Şahane bir kitap

Tülay GÜRLER KURTULUŞ Köşe Yazısı
10 Haziran 2015 Çarşamba

Aşk böyle büyülü bir şeydir! Bizi alır ve gündemin dışında istediğimiz bir yere ve zamana taşır. Üstelik bunu biz ne zaman istersek değil, kendi ne zaman isterse yapar. Biz bunun adına tesadüf deriz. Hâlbuki tesadüflerin hiçbiri tesadüf değildir. Aşk, tesadüflerin en güzeliymiş gibi çıkar karşımıza, oysa zaten evren tarafından adı önceden yazılmış bir ayrıntıdır alnımızda…

Ahmet Batman’ın son kitabı ‘Bana İkimizi Anlat’, adı konmuş bir aşkın hayatın içine bir türlü sığdırılamayışının mücadelesini anlatıyor. O kadar güzel, masum ve yaşanmışlıklarla dolu ki… Kitabı okuyunca aşk üstüne bir daha düşünüyor insan. Yaşı ilerledikçe aşkın tanımını nasıl da değiştirdiğini, aşk sandığıyla yaşadığı gerçek aşkın ayrımına nasıl vardığını, âşık olmakla olmamak arasındaki farkı…

Hepimizin ortak konusu aşk çünkü.

Âşık olmayanımız yoktur. Mutlaka âşık olmuştur ama yaşadığı duygunun adını aşk diye koymayı ya düşünmemiş, ya yaşadığının aşk olduğunu tahmin bile etmemiştir, ben hiç âşık olmadım diyenler ya da utanmıştır, yasakları yıkamamıştır. Belki de yaşadığı yasak aşktır, söyleyemeden gömmüştür en derinlere.

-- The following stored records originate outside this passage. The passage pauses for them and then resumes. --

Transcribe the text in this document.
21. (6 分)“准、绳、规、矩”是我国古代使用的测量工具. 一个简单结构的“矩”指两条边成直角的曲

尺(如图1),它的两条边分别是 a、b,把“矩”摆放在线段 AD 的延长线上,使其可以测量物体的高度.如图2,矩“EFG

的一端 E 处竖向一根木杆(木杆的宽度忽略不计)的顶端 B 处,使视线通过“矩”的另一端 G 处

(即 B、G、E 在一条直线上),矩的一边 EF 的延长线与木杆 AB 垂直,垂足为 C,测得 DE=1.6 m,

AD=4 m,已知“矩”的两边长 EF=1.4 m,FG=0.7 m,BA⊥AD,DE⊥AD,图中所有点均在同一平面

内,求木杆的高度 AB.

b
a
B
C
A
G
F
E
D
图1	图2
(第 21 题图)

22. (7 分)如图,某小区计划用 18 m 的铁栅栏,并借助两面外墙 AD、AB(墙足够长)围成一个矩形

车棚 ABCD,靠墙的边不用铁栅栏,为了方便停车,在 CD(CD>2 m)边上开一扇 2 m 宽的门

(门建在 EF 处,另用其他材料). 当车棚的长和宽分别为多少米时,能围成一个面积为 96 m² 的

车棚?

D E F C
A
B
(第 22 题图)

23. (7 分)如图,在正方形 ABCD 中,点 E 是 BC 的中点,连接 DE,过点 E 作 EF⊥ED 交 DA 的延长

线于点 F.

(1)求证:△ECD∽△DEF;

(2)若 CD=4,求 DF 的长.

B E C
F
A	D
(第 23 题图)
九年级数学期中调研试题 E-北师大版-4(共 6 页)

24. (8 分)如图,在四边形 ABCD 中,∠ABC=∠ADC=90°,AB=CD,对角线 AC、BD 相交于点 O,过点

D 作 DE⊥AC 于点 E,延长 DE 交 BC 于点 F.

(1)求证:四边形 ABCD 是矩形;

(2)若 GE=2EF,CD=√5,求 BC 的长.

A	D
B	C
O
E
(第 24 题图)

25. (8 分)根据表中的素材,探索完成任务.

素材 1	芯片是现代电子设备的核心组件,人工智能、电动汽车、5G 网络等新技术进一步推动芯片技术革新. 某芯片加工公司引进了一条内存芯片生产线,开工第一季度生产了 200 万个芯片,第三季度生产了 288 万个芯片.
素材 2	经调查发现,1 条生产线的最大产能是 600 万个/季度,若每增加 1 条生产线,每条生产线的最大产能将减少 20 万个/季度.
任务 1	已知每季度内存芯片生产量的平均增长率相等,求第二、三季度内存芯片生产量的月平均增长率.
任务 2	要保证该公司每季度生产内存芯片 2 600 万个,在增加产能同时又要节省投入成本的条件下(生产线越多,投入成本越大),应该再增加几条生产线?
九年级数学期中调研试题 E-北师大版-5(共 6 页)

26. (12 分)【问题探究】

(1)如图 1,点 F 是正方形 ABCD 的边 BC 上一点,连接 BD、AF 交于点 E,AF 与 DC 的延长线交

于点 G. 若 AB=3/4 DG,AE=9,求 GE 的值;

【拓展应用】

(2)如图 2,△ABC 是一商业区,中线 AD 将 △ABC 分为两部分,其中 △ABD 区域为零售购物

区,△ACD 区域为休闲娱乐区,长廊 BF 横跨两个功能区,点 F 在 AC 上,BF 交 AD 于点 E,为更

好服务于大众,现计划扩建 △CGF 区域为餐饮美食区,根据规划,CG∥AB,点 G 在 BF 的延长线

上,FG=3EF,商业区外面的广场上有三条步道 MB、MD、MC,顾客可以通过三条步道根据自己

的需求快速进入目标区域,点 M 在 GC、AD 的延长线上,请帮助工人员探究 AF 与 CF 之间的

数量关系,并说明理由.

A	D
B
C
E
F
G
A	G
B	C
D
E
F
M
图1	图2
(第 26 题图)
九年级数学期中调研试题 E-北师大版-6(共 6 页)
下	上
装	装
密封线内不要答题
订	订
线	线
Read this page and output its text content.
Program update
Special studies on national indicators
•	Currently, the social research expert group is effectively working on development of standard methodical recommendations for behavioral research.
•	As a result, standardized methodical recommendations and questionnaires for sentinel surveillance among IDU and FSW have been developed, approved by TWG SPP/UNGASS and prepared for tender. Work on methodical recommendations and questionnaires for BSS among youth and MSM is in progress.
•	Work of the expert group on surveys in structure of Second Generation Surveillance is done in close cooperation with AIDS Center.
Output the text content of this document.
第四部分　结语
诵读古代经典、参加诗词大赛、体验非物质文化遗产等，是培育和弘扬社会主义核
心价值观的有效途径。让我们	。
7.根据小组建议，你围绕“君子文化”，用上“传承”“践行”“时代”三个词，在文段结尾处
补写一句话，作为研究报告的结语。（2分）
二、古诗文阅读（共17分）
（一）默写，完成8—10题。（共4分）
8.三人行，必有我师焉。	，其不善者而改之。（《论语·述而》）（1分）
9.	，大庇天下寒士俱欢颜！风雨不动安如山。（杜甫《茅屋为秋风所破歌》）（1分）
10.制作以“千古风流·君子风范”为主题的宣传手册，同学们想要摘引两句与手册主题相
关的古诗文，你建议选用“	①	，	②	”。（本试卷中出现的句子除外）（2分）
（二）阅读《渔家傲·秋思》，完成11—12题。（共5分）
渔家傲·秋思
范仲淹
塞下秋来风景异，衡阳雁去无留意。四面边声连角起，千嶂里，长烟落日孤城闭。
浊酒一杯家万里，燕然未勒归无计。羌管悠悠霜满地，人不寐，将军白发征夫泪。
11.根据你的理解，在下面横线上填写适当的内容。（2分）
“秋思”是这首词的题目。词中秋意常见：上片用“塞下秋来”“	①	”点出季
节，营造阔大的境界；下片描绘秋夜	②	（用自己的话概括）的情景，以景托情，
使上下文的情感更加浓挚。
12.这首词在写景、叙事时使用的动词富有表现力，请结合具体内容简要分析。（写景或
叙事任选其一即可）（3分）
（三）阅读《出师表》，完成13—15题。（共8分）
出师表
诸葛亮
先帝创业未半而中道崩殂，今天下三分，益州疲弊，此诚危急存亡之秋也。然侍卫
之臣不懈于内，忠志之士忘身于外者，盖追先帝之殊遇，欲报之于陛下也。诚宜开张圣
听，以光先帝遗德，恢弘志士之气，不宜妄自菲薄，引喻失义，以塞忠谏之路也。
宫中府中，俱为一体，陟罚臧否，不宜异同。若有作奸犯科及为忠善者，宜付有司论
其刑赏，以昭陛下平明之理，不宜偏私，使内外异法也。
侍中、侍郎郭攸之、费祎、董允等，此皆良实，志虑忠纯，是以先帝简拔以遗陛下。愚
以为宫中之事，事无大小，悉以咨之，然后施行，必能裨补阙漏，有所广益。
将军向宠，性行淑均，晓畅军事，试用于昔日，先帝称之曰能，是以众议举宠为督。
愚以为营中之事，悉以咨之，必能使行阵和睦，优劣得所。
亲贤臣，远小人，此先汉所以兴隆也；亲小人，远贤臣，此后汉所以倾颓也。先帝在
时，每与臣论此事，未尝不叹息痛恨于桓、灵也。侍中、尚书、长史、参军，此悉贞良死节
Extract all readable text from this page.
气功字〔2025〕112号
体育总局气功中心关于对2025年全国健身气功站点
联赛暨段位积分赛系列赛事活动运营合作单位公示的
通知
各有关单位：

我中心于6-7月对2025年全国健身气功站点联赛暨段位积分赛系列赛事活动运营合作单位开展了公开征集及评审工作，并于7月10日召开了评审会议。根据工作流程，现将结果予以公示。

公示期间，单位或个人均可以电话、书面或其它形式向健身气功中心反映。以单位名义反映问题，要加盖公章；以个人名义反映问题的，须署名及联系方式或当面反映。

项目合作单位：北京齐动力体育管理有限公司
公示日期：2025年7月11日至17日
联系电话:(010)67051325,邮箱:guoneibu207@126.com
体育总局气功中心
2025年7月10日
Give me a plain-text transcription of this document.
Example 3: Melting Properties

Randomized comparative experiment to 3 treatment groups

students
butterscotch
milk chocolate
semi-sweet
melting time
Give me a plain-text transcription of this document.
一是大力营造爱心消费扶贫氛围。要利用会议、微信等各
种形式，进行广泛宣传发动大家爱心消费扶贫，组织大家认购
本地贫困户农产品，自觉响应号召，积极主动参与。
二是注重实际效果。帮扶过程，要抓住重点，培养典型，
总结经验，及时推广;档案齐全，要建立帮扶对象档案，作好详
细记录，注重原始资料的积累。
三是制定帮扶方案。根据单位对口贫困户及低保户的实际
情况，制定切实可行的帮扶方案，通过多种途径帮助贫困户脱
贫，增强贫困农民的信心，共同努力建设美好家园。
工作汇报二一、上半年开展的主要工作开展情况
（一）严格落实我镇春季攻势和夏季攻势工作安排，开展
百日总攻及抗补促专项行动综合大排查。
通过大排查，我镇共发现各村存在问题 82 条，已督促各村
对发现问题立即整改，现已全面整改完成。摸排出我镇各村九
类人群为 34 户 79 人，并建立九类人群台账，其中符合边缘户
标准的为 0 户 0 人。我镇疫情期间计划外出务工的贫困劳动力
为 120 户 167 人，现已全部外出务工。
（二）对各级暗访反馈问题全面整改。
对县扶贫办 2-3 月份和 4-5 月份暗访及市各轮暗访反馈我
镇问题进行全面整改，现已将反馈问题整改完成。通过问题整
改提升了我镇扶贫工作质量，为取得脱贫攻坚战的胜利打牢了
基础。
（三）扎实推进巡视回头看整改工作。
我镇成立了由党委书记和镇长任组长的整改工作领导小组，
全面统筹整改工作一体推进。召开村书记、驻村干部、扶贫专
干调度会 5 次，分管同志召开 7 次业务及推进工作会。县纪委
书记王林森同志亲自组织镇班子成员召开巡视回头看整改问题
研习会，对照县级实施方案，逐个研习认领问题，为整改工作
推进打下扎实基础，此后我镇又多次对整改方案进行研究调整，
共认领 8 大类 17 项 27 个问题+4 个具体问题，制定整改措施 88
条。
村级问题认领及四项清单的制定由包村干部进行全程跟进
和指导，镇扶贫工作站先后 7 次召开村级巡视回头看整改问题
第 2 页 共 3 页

Bir kadına âşık, ömrünü ona adayarak yaşamayı tercih edenlerden biri romanın kahramanı Rüzgâr Demirsoy. Bir masal kahramanı gibi ilahlaştırdığı Yağmur’a âşık. Yağmur’la Rüzgâr’ın aşkı nerelere taşınıyor, okuyunca görürsünüz. Burada önemli olan konunun nereye gittiğinden çok nasıl gittiği.

Kitapta çok hoş cümleler var. Edebi bakımdan herkese hitap eder mi bilmiyorum ama yazar, bazı yerlerde kullandığı ve az sözle çok şey anlattığı öyle cümlelerle yakalıyor ki okuru, o cümlelerden yepyeni romanlar, öyküler yazar yeniden istese…

“Aşk, insanın önüne bakmamasıdır, çünkü başka türlü kimseyle çarpışamazsınız.“

Gerçekten de böyledir. Belki bir tesadüftür bu aslında tesadüf olmayan, belki de bizim sonsuz kararlılığımızdır ona adını koyan. Önemli olan adına aşk değimiz kimsenin hayatımızın içinde var olmasından duyduğumuz hazdır. İşte sırf bu hazzı yaşamak için gözümüz kapalı yürürüz hayatın içinde, önümüze bakmadan…

“Yolu sizden geçemeyen bir kadına /adama “Nereye gidiyorsun?” diye sormanın bir anlamı yoktur.”

Aşktan bahseden bir kitap için ne kadar can yakıcı bir cümle, değil mi?

Ve öyle değil midir gerçekten? Hepimiz, bir diğerimiz için yol değil miyizdir? Birilerinin ayak iz  leri kalmaz mı geriye yaşananlardan?

Sonra dönüp baktığımızda yolculuğu aslında kendimizin yaptığını fark etmez miyiz?

Aşk, insanın kendine yaptığı en güzel yolculuk değil midir?

İşte bütün bu soruları kendime sormamı, aşk üstünde tekrar düşünüp zenginleşmemi sağladığı için sevdim bu kitabı.

Dolu gündemin içinde bana insan olduğumu, kadın olduğumu, âşık olduğumu yeniden hatırlattığı için…

Kitabın sonunda yazarın bizlere bir notu var, içinden bir cümle hayatla ilgili hakikati çok güzel özetliyor:

“Çemberin içinden bakan insanlar, hikâyelerinin bittiğini düşünürler.”

Hâlbuki bütün mesele, çemberin dışına çıkıp hayata oradan bakmayı bilmektir.